Simply put, they gave the gift of life.

On Friday, nearly 400 people gathered at the Westside Community Center to honor the 133 individuals who donated their bodies to the anatomical gift program.

“Through the gift of their self-giving love, a love that has continued beyond the limits of their lives, our hands have begun to learn how to heal,” said Brian Tullius, vice president of the UNMC College of Medicine class of 2008.

The service, organized and run by UNMC’s first-year physician assistant, physical therapy and medical students, included several choral performances, a homily by The Rev. Deborah Boucher-Payne and, for the first time, a rose procession with each student laying a red rose in honor of each donor. As a closing gift, donor family members received the rose as a symbol of appreciation.






“What we have done for ourselves alone dies with us; what we have done for others and the world remains and is immortal.” Albert Pike




Heidi Smith, president of the physician assistant class of 2006, told the crowd of the day she met her greatest teacher. “We all walked in, a little apprehensive, a little unsure of where to begin. We grouped around at different tables and met, for the first time, a person that would soon become our most dedicated teacher. We were never told her name, what she did for a living, what she enjoyed, who she admired. The only information we knew was her age, her gender and what pathology took her life.This woman taught me more than any book could diagram, more than a professor could describe, and more than I could ever envision. She was my greatest teacher.”

The gift of each donor is everlasting, said Kelly McBrien, president of the physical therapy class of 2007. “Most of their memories lie with you in stories, photographs and in the faces of their children. I wish I knew about each one of your family member’s lives and passions. What I do know of these special people are the mysteries of their illness, why their heart stopped beating for you, in some, their favorite color of finger-nail polish, and why their muscles were too weak for them to dance..in the eyes of the future health care professionals sitting among you today, your loved ones have been granted the wish of immortality. Their selfless act will continue on forever in each patient we touch.”

picture disc.Loved ones said they found comfort in the sensitivity and respect shown to their family members, whose wishes were to change the lives of others through donation.

“I was very touched by the service and the love and graciousness,” said Daphne Winner of Omaha, clutching a red rose in remembrance of her late husband, Francis, a graduate of Creighton University law school and the son of a doctor and nurse.

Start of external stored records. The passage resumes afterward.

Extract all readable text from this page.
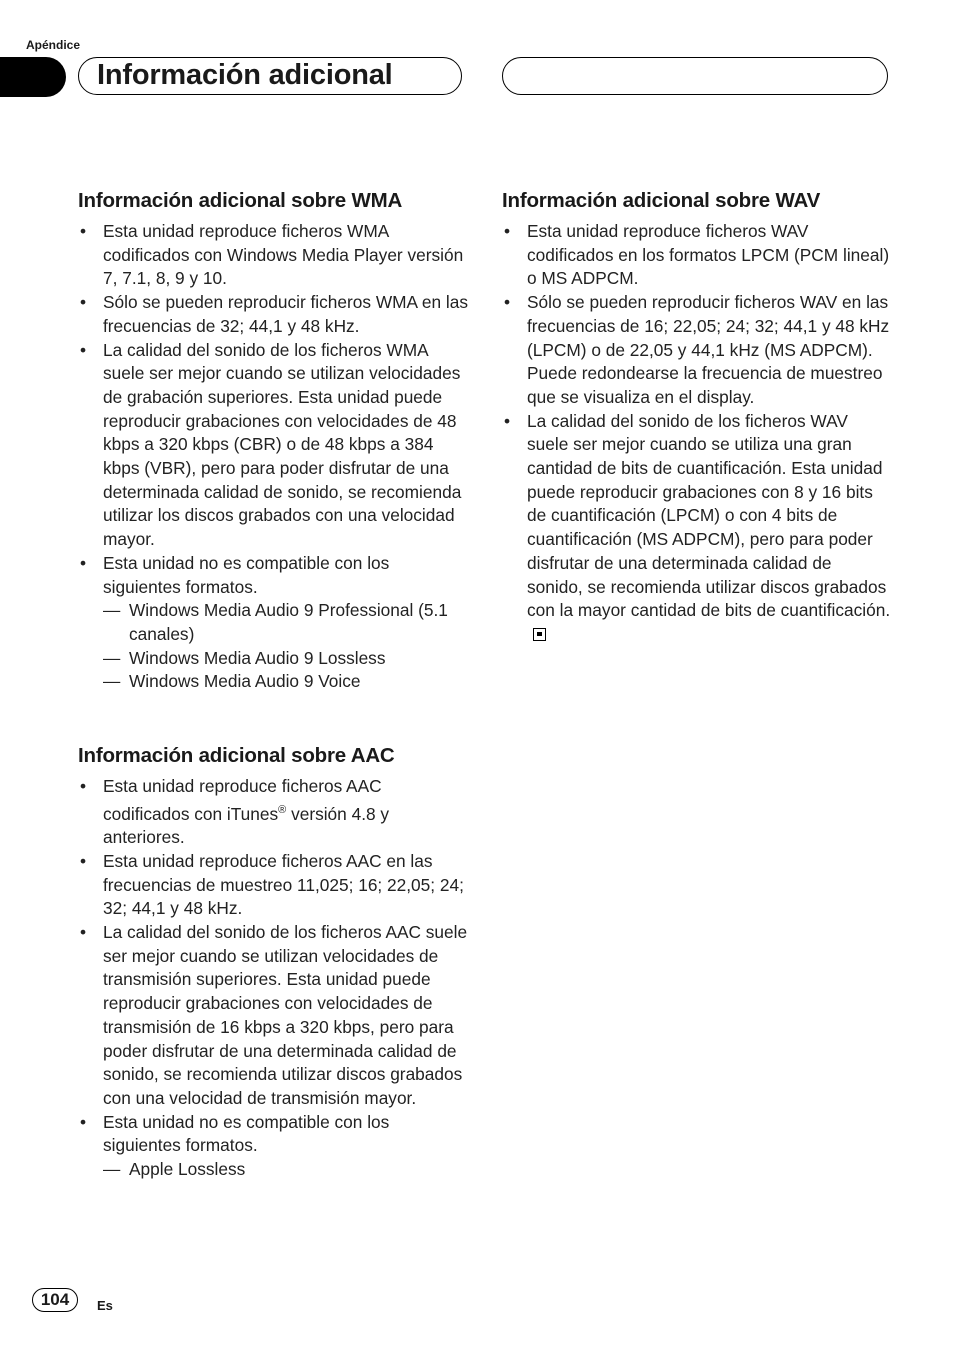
Apéndice
Información adicional
Información adicional sobre WMA
• Esta unidad reproduce ficheros WMA codificados con Windows Media Player versión 7, 7.1, 8, 9 y 10.
• Sólo se pueden reproducir ficheros WMA en las frecuencias de 32; 44,1 y 48 kHz.
• La calidad del sonido de los ficheros WMA suele ser mejor cuando se utilizan velocidades de grabación superiores. Esta unidad puede reproducir grabaciones con velocidades de 48 kbps a 320 kbps (CBR) o de 48 kbps a 384 kbps (VBR), pero para poder disfrutar de una determinada calidad de sonido, se recomienda utilizar los discos grabados con una velocidad mayor.
• Esta unidad no es compatible con los siguientes formatos.
— Windows Media Audio 9 Professional (5.1 canales)
— Windows Media Audio 9 Lossless
— Windows Media Audio 9 Voice
Información adicional sobre AAC
• Esta unidad reproduce ficheros AAC codificados con iTunes® versión 4.8 y anteriores.
• Esta unidad reproduce ficheros AAC en las frecuencias de muestreo 11,025; 16; 22,05; 24; 32; 44,1 y 48 kHz.
• La calidad del sonido de los ficheros AAC suele ser mejor cuando se utilizan velocidades de transmisión superiores. Esta unidad puede reproducir grabaciones con velocidades de transmisión de 16 kbps a 320 kbps, pero para poder disfrutar de una determinada calidad de sonido, se recomienda utilizar discos grabados con una velocidad de transmisión mayor.
• Esta unidad no es compatible con los siguientes formatos.
— Apple Lossless
Información adicional sobre WAV
• Esta unidad reproduce ficheros WAV codificados en los formatos LPCM (PCM lineal) o MS ADPCM.
• Sólo se pueden reproducir ficheros WAV en las frecuencias de 16; 22,05; 24; 32; 44,1 y 48 kHz (LPCM) o de 22,05 y 44,1 kHz (MS ADPCM). Puede redondearse la frecuencia de muestreo que se visualiza en el display.
• La calidad del sonido de los ficheros WAV suele ser mejor cuando se utiliza una gran cantidad de bits de cuantificación. Esta unidad puede reproducir grabaciones con 8 y 16 bits de cuantificación (LPCM) o con 4 bits de cuantificación (MS ADPCM), pero para poder disfrutar de una determinada calidad de sonido, se recomienda utilizar discos grabados con la mayor cantidad de bits de cuantificación.
104	Es
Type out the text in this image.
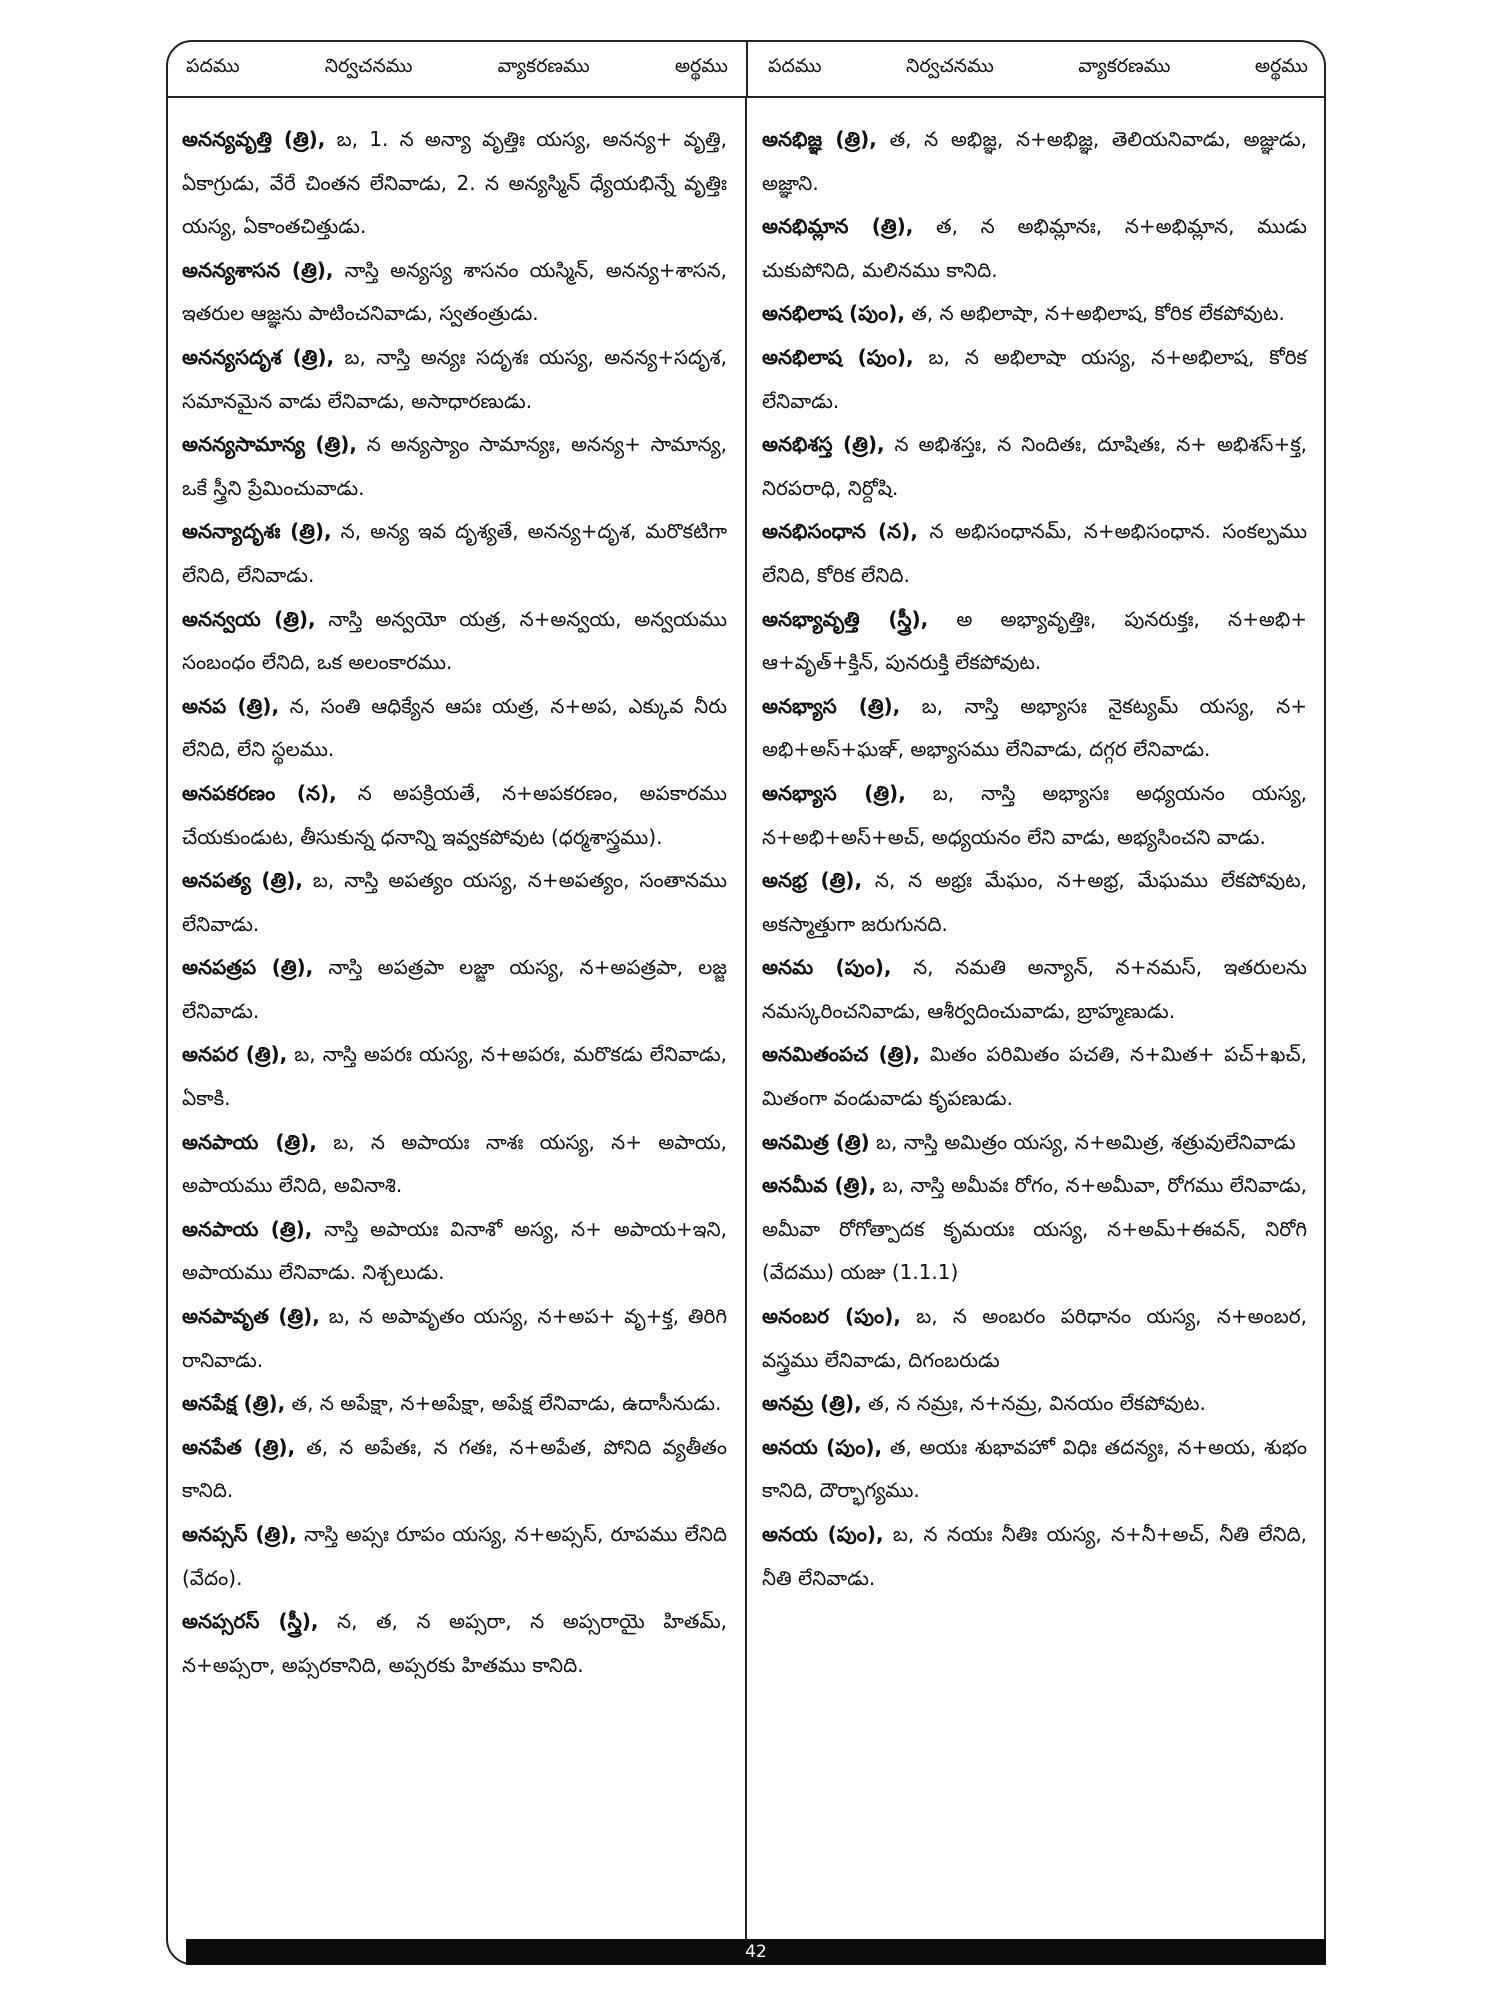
పదము	నిర్వచనము	వ్యాకరణము	అర్థము పదము	నిర్వచనము	వ్యాకరణము	అర్థము

అనన్యవృత్తి (త్రి), బ, 1. న అన్యా వృత్తిః యస్య, అనన్య+ వృత్తి, ఏకాగ్రుడు, వేరే చింతన లేనివాడు, 2. న అన్యస్మిన్ ధ్యేయభిన్నే వృత్తిః యస్య, ఏకాంతచిత్తుడు.

అనన్యశాసన (త్రి), నాస్తి అన్యస్య శాసనం యస్మిన్, అనన్య+శాసన, ఇతరుల ఆజ్ఞను పాటించనివాడు, స్వతంత్రుడు.

అనన్యసదృశ (త్రి), బ, నాస్తి అన్యః సదృశః యస్య, అనన్య+సదృశ, సమానమైన వాడు లేనివాడు, అసాధారణుడు.

అనన్యసామాన్య (త్రి), న అన్యస్యాం సామాన్యః, అనన్య+ సామాన్య, ఒకే స్త్రీని ప్రేమించువాడు.

అనన్యాదృశః (త్రి), న, అన్య ఇవ దృశ్యతే, అనన్య+దృశ, మరొకటిగా లేనిది, లేనివాడు.

అనన్వయ (త్రి), నాస్తి అన్వయో యత్ర, న+అన్వయ, అన్వయము సంబంధం లేనిది, ఒక అలంకారము.

అనప (త్రి), న, సంతి ఆధిక్యేన ఆపః యత్ర, న+అప, ఎక్కువ నీరు లేనిది, లేని స్థలము.

అనపకరణం (న), న అపక్రియతే, న+అపకరణం, అపకారము చేయకుండుట, తీసుకున్న ధనాన్ని ఇవ్వకపోవుట (ధర్మశాస్త్రము).

అనపత్య (త్రి), బ, నాస్తి అపత్యం యస్య, న+అపత్యం, సంతానము లేనివాడు.

అనపత్రప (త్రి), నాస్తి అపత్రపా లజ్జా యస్య, న+అపత్రపా, లజ్జ లేనివాడు.

అనపర (త్రి), బ, నాస్తి అపరః యస్య, న+అపరః, మరొకడు లేనివాడు, ఏకాకి.

అనపాయ (త్రి), బ, న అపాయః నాశః యస్య, న+ అపాయ, అపాయము లేనిది, అవినాశి.

అనపాయ (త్రి), నాస్తి అపాయః వినాశో అస్య, న+ అపాయ+ఇని, అపాయము లేనివాడు. నిశ్చలుడు.

అనపావృత (త్రి), బ, న అపావృతం యస్య, న+అప+ వృ+క్త, తిరిగి రానివాడు.

అనపేక్ష (త్రి), త, న అపేక్షా, న+అపేక్షా, అపేక్ష లేనివాడు, ఉదాసీనుడు.

అనపేత (త్రి), త, న అపేతః, న గతః, న+అపేత, పోనిది వ్యతీతం కానిది.

అనప్సస్ (త్రి), నాస్తి అప్సః రూపం యస్య, న+అప్సస్, రూపము లేనిది (వేదం).

అనప్సరస్ (స్త్రీ), న, త, న అప్సరా, న అప్సరాయై హితమ్, న+అప్సరా, అప్సరకానిది, అప్సరకు హితము కానిది.

అనభిజ్ఞ (త్రి), త, న అభిజ్ఞ, న+అభిజ్ఞ, తెలియనివాడు, అజ్ఞుడు, అజ్ఞాని.

అనభిమ్లాన (త్రి), త, న అభిమ్లానః, న+అభిమ్లాన, ముడు చుకుపోనిది, మలినము కానిది.

అనభిలాష (పుం), త, న అభిలాషా, న+అభిలాష, కోరిక లేకపోవుట.

అనభిలాష (పుం), బ, న అభిలాషా యస్య, న+అభిలాష, కోరిక లేనివాడు.

అనభిశస్త (త్రి), న అభిశస్తః, న నిందితః, దూషితః, న+ అభిశస్+క్త, నిరపరాధి, నిర్దోషి.

అనభిసంధాన (న), న అభిసంధానమ్, న+అభిసంధాన. సంకల్పము లేనిది, కోరిక లేనిది.

అనభ్యావృత్తి (స్త్రీ), అ అభ్యావృత్తిః, పునరుక్తః, న+అభి+ ఆ+వృత్+క్తిన్, పునరుక్తి లేకపోవుట.

అనభ్యాస (త్రి), బ, నాస్తి అభ్యాసః నైకట్యమ్ యస్య, న+ అభి+అస్+ఘఞ్, అభ్యాసము లేనివాడు, దగ్గర లేనివాడు.

అనభ్యాస (త్రి), బ, నాస్తి అభ్యాసః అధ్యయనం యస్య, న+అభి+అస్+అచ్, అధ్యయనం లేని వాడు, అభ్యసించని వాడు.

అనభ్ర (త్రి), న, న అభ్రః మేఘం, న+అభ్ర, మేఘము లేకపోవుట, అకస్మాత్తుగా జరుగునది.

అనమ (పుం), న, నమతి అన్యాన్, న+నమస్, ఇతరులను నమస్కరించనివాడు, ఆశీర్వదించువాడు, బ్రాహ్మణుడు.

అనమితంపచ (త్రి), మితం పరిమితం పచతి, న+మిత+ పచ్+ఖచ్, మితంగా వండువాడు కృపణుడు.

అనమిత్ర (త్రి) బ, నాస్తి అమిత్రం యస్య, న+అమిత్ర, శత్రువులేనివాడు

అనమీవ (త్రి), బ, నాస్తి అమీవః రోగం, న+అమీవా, రోగము లేనివాడు, అమీవా రోగోత్పాదక కృమయః యస్య, న+అమ్+ఈవన్, నిరోగి (వేదము) యజు (1.1.1)

అనంబర (పుం), బ, న అంబరం పరిధానం యస్య, న+అంబర, వస్త్రము లేనివాడు, దిగంబరుడు

అనమ్ర (త్రి), త, న నమ్రః, న+నమ్ర, వినయం లేకపోవుట.

అనయ (పుం), త, అయః శుభావహో విధిః తదన్యః, న+అయ, శుభం కానిది, దౌర్భాగ్యము.

అనయ (పుం), బ, న నయః నీతిః యస్య, న+నీ+అచ్, నీతి లేనిది, నీతి లేనివాడు.

42
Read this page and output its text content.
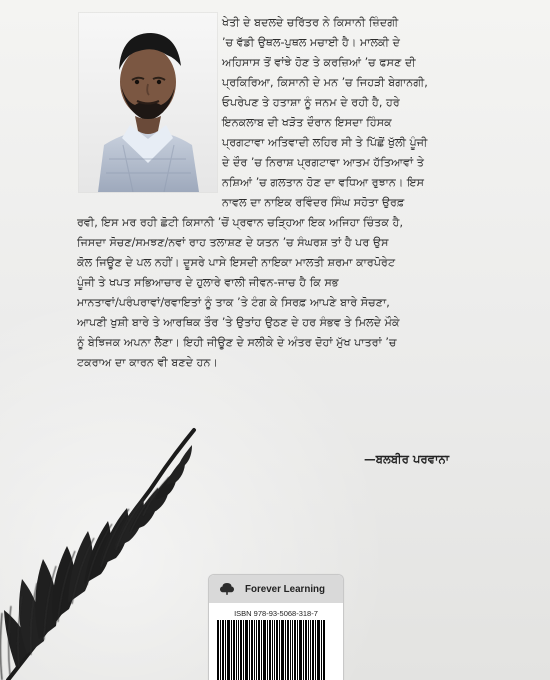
ਖੇਤੀ ਦੇ ਬਦਲਦੇ ਚਰਿੱਤਰ ਨੇ ਕਿਸਾਨੀ ਜ਼ਿੰਦਗੀ
’ਚ ਵੱਡੀ ਉਥਲ-ਪੁਥਲ ਮਚਾਈ ਹੈ। ਮਾਲਕੀ ਦੇ
ਅਹਿਸਾਸ ਤੋਂ ਵਾਂਝੇ ਹੋਣ ਤੇ ਕਰਜ਼ਿਆਂ ’ਚ ਫਸਣ ਦੀ
ਪ੍ਰਕਿਰਿਆ, ਕਿਸਾਨੀ ਦੇ ਮਨ ’ਚ ਜਿਹੜੀ ਬੇਗਾਨਗੀ,
ਓਪਰੇਪਣ ਤੇ ਹਤਾਸ਼ਾ ਨੂੰ ਜਨਮ ਦੇ ਰਹੀ ਹੈ, ਹਰੇ
ਇਨਕਲਾਬ ਦੀ ਖੜੋਤ ਦੌਰਾਨ ਇਸਦਾ ਹਿੰਸਕ
ਪ੍ਰਗਟਾਵਾ ਅਤਿਵਾਦੀ ਲਹਿਰ ਸੀ ਤੇ ਪਿੱਛੋਂ ਖੁੱਲੀ ਪੂੰਜੀ
ਦੇ ਦੌਰ ’ਚ ਨਿਰਾਸ਼ ਪ੍ਰਗਟਾਵਾ ਆਤਮ ਹੱਤਿਆਵਾਂ ਤੇ
ਨਸ਼ਿਆਂ ’ਚ ਗਲਤਾਨ ਹੋਣ ਦਾ ਵਧਿਆ ਰੁਝਾਨ। ਇਸ
ਨਾਵਲ ਦਾ ਨਾਇਕ ਰਵਿੰਦਰ ਸਿੰਘ ਸਹੋਤਾ ਉਰਫ਼
ਰਵੀ, ਇਸ ਮਰ ਰਹੀ ਛੋਟੀ ਕਿਸਾਨੀ ’ਚੋਂ ਪ੍ਰਵਾਨ ਚੜ੍ਹਿਆ ਇਕ ਅਜਿਹਾ ਚਿੰਤਕ ਹੈ,
ਜਿਸਦਾ ਸੋਚਣ/ਸਮਝਣ/ਨਵਾਂ ਰਾਹ ਤਲਾਸ਼ਣ ਦੇ ਯਤਨ ’ਚ ਸੰਘਰਸ਼ ਤਾਂ ਹੈ ਪਰ ਉਸ
ਕੋਲ ਜਿਊਣ ਦੇ ਪਲ ਨਹੀਂ। ਦੂਸਰੇ ਪਾਸੇ ਇਸਦੀ ਨਾਇਕਾ ਮਾਲਤੀ ਸ਼ਰਮਾ ਕਾਰਪੋਰੇਟ
ਪੂੰਜੀ ਤੇ ਖਪਤ ਸਭਿਆਚਾਰ ਦੇ ਹੁਲਾਰੇ ਵਾਲੀ ਜੀਵਨ-ਜਾਚ ਹੈ ਕਿ ਸਭ
ਮਾਨਤਾਵਾਂ/ਪਰੰਪਰਾਵਾਂ/ਰਵਾਇਤਾਂ ਨੂੰ ਤਾਕ ’ਤੇ ਟੰਗ ਕੇ ਸਿਰਫ਼ ਆਪਣੇ ਬਾਰੇ ਸੋਚਣਾ,
ਆਪਣੀ ਖੁਸ਼ੀ ਬਾਰੇ ਤੇ ਆਰਥਿਕ ਤੌਰ ’ਤੇ ਉਤਾਂਹ ਉਠਣ ਦੇ ਹਰ ਸੰਭਵ ਤੇ ਮਿਲਦੇ ਮੌਕੇ
ਨੂੰ ਬੇਝਿਜਕ ਅਪਨਾ ਲੈਣਾ। ਇਹੀ ਜੀਊਣ ਦੇ ਸਲੀਕੇ ਦੇ ਅੰਤਰ ਦੋਹਾਂ ਮੁੱਖ ਪਾਤਰਾਂ ’ਚ
ਟਕਰਾਅ ਦਾ ਕਾਰਨ ਵੀ ਬਣਦੇ ਹਨ।

—ਬਲਬੀਰ ਪਰਵਾਨਾ

Forever Learning

ISBN 978-93-5068-318-7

“He always said ‘after I die I’m going to medical school,’ ” she said. “He always felt it would be the right thing to do.”

“It’s comforting to know, still, there are people out there thinking of dad,” said Anne Winner Anderson of Lincoln.

During the hour-long service, Erin Sass of Daytona Beach, Fla., was reminded again of why her mother, Sandra Hahn, became an anatomical donor. “She loved teaching and seeing kids learn.she is still teaching.”

Hahn, who died Dec. 8, 2003, spent 35 years teaching fourth- and fifth-graders in the Omaha Public Schools. “When she was diagnosed with diabetes she said she wanted to donate her body,” Sass said. “She wanted people to learn from her suffering.”

And the more than 200 first-year UNMC students did, they said.

“To love means to give life through death..” Tullius said quoting the work of the late Pope John Paul II in his play, The Jeweler’s Shop.

“Their self-gift to the medical classes in this room serves as the foundation for the self-gift that we future physicians, physician assistants and physical therapists must become for our patients,” he said.